DRC has played well in practices battling Pro Bowl receiver Larry Fitzgerald. To the naked eye, there are no lingering issues with the knee.
Rodgers-Cromartie made six interceptions last year on his way to his first Pro Bowl in just his second season. But he also admitted during the year he would blank out on plays or become bored and not as focused when teams didn't throw in his direction.
The 2010 version of the player is not the same, said safety and camp roommate Adrian Wilson.
"He still tells jokes now and then and he'll still take a play off now and then, but he is a lot more focused," said Wilson, adding that's exactly how it should be.
"He's all-pro," Wilson added. "His pay grade should have him come out here and play the way he needs to play and that is the bottom line. Whenever you are top five in the position, or whatever you consider yourself, you need to come to practice every day and put in the work."
That alone helps his teammates. Toler said DRC "doesn't even realize he is teaching when he is playing."
"You just try and watch what he does," Toler said. "You see the technique in his game and yet he isn't afraid to take chances."

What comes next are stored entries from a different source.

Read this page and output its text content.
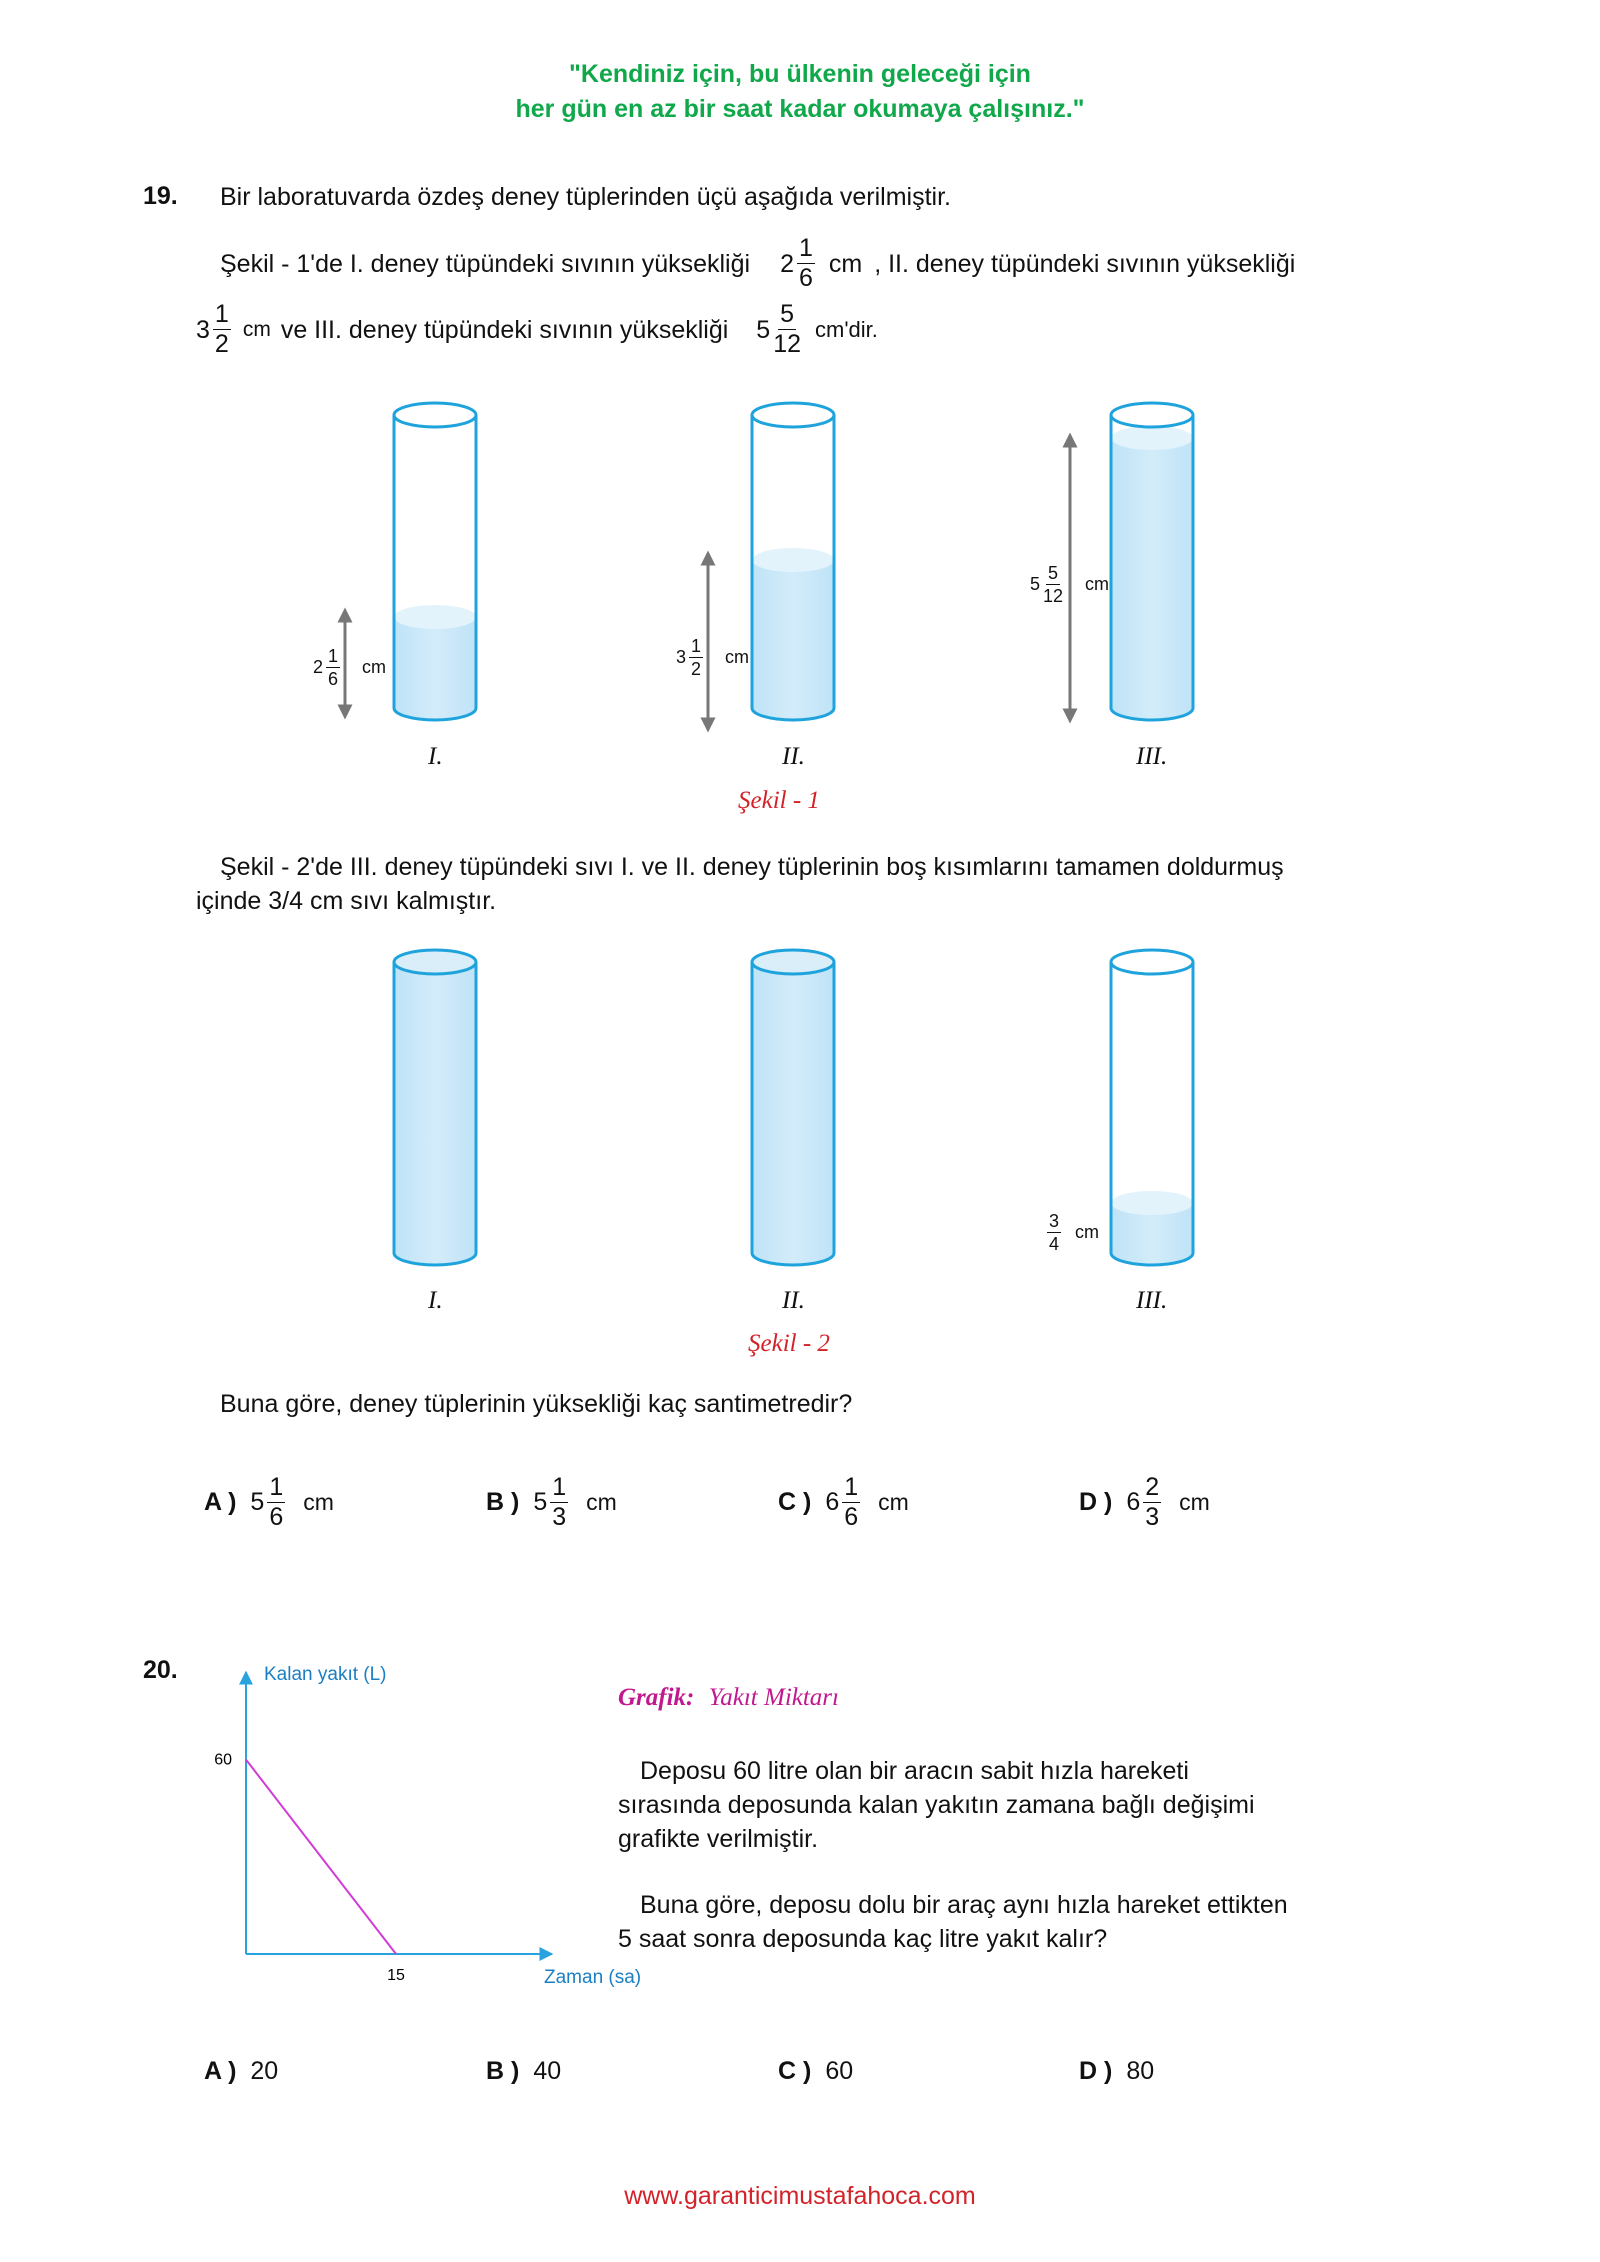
"Kendiniz için, bu ülkenin geleceği için
her gün en az bir saat kadar okumaya çalışınız."
19. Bir laboratuvarda özdeş deney tüplerinden üçü aşağıda verilmiştir.
Şekil - 1'de I. deney tüpündeki sıvının yüksekliği $2 \frac{1}{6}$ cm , II. deney tüpündeki sıvının yüksekliği
$3 \frac{1}{2}$ cm ve III. deney tüpündeki sıvının yüksekliği $5 \frac{5}{12} cm'dir$.
$2 \frac{1}{6}$ cm	$3 \frac{1}{2}$ cm
$5 \frac{5}{12}$ cm
I.	II.	III.
Şekil - 1
Şekil - 2'de III. deney tüpündeki sıvı I. ve II. deney tüplerinin boş kısımlarını tamamen doldurmuş
içinde 3/4 cm sıvı kalmıştır.
$\frac{3}{4}$ cm
I.	II.	III.
Şekil - 2
Buna göre, deney tüplerinin yüksekliği kaç santimetredir?
A ) $5 \frac{1}{6}$ cm	B ) $5 \frac{1}{3}$ cm	C ) $6 \frac{1}{6}$ cm	D ) $6 \frac{2}{3}$ cm
20.
15
60
Kalan yakıt (L)
Zaman (sa)
Grafik: Yakıt Miktarı
Deposu 60 litre olan bir aracın sabit hızla hareketi
sırasında deposunda kalan yakıtın zamana bağlı değişimi
grafikte verilmiştir.
Buna göre, deposu dolu bir araç aynı hızla hareket ettikten
5 saat sonra deposunda kaç litre yakıt kalır?
A ) 20	B ) 40	C ) 60	D ) 80
www.garanticimustafahoca.com
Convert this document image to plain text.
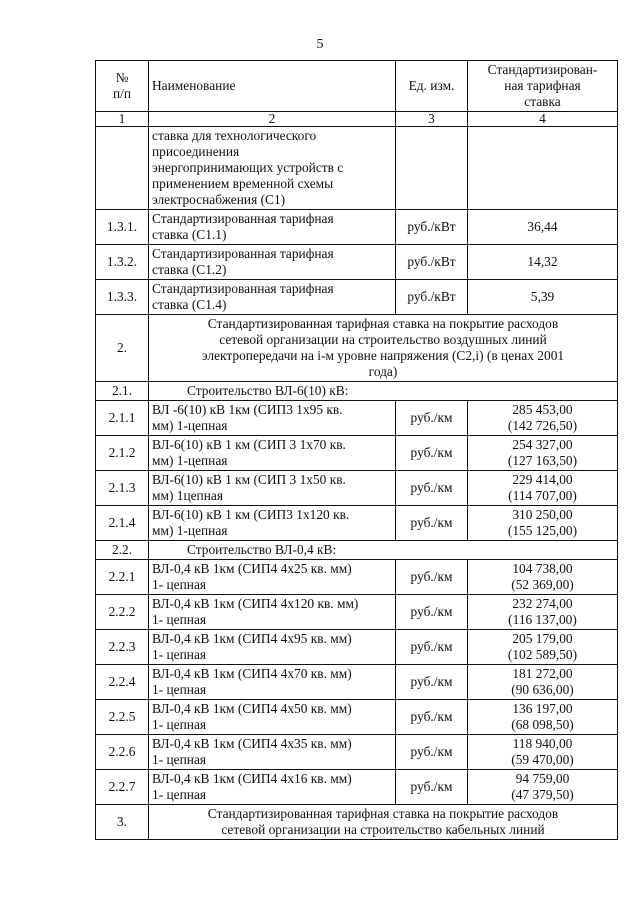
5
№
п/п	Наименование	Ед. изм.	Стандартизирован-
ная тарифная
ставка

1	2	3	4

	ставка для технологического
присоединения
энергопринимающих устройств с
применением временной схемы
электроснабжения (С1)		

1.3.1.	Стандартизированная тарифная
ставка (С1.1)	руб./кВт	36,44

1.3.2.	Стандартизированная тарифная
ставка (С1.2)	руб./кВт	14,32

1.3.3.	Стандартизированная тарифная
ставка (С1.4)	руб./кВт	5,39

2.	Стандартизированная тарифная ставка на покрытие расходов
сетевой организации на строительство воздушных линий
электропередачи на i-м уровне напряжения (С2,i) (в ценах 2001
года)		

2.1.	Строительство ВЛ-6(10) кВ:		

2.1.1	ВЛ -6(10) кВ 1км (СИП3 1х95 кв.
мм) 1-цепная	руб./км	285 453,00
(142 726,50)

2.1.2	ВЛ-6(10) кВ 1 км (СИП 3 1х70 кв.
мм) 1-цепная	руб./км	254 327,00
(127 163,50)

2.1.3	ВЛ-6(10) кВ 1 км (СИП 3 1х50 кв.
мм) 1цепная	руб./км	229 414,00
(114 707,00)

2.1.4	ВЛ-6(10) кВ 1 км (СИП3 1х120 кв.
мм) 1-цепная	руб./км	310 250,00
(155 125,00)

2.2.	Строительство ВЛ-0,4 кВ:		

2.2.1	ВЛ-0,4 кВ 1км (СИП4 4х25 кв. мм)
1- цепная	руб./км	104 738,00
(52 369,00)

2.2.2	ВЛ-0,4 кВ 1км (СИП4 4х120 кв. мм)
1- цепная	руб./км	232 274,00
(116 137,00)

2.2.3	ВЛ-0,4 кВ 1км (СИП4 4х95 кв. мм)
1- цепная	руб./км	205 179,00
(102 589,50)

2.2.4	ВЛ-0,4 кВ 1км (СИП4 4х70 кв. мм)
1- цепная	руб./км	181 272,00
(90 636,00)

2.2.5	ВЛ-0,4 кВ 1км (СИП4 4х50 кв. мм)
1- цепная	руб./км	136 197,00
(68 098,50)

2.2.6	ВЛ-0,4 кВ 1км (СИП4 4х35 кв. мм)
1- цепная	руб./км	118 940,00
(59 470,00)

2.2.7	ВЛ-0,4 кВ 1км (СИП4 4х16 кв. мм)
1- цепная	руб./км	94 759,00
(47 379,50)

3.	Стандартизированная тарифная ставка на покрытие расходов
сетевой организации на строительство кабельных линий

Defensive backs coach Donnie Henderson chuckled when reminded Rodgers-Cromartie said this summer he didn't want to be a leader. At the time Henderson was new, the coach said, and part of that was DRC trying to protect himself because it was foreign.
Yet looking at other cornerbacks like the unproven Toler, the undersized Adams, the rookies, or guys like Justin Miller and Trumaine McBride (both of whom were out of football at the end of 2009) leads down one road: DRC as point man.
"He has to take a bigger involvement," Henderson said.
It's a strange place to be for a guy who likes to break into dance before plays at practice or wear a Toy Story backpack during road trips. And in fact, DRC refuses to let maturity kill his fun.
"No questions asked, that ain't going nowhere," Rodgers-Cromartie said. "I'm still going to be the goofball.
"I can be the leader at the same time. But has far as being hyper and outgoing, that ain't going anywhere."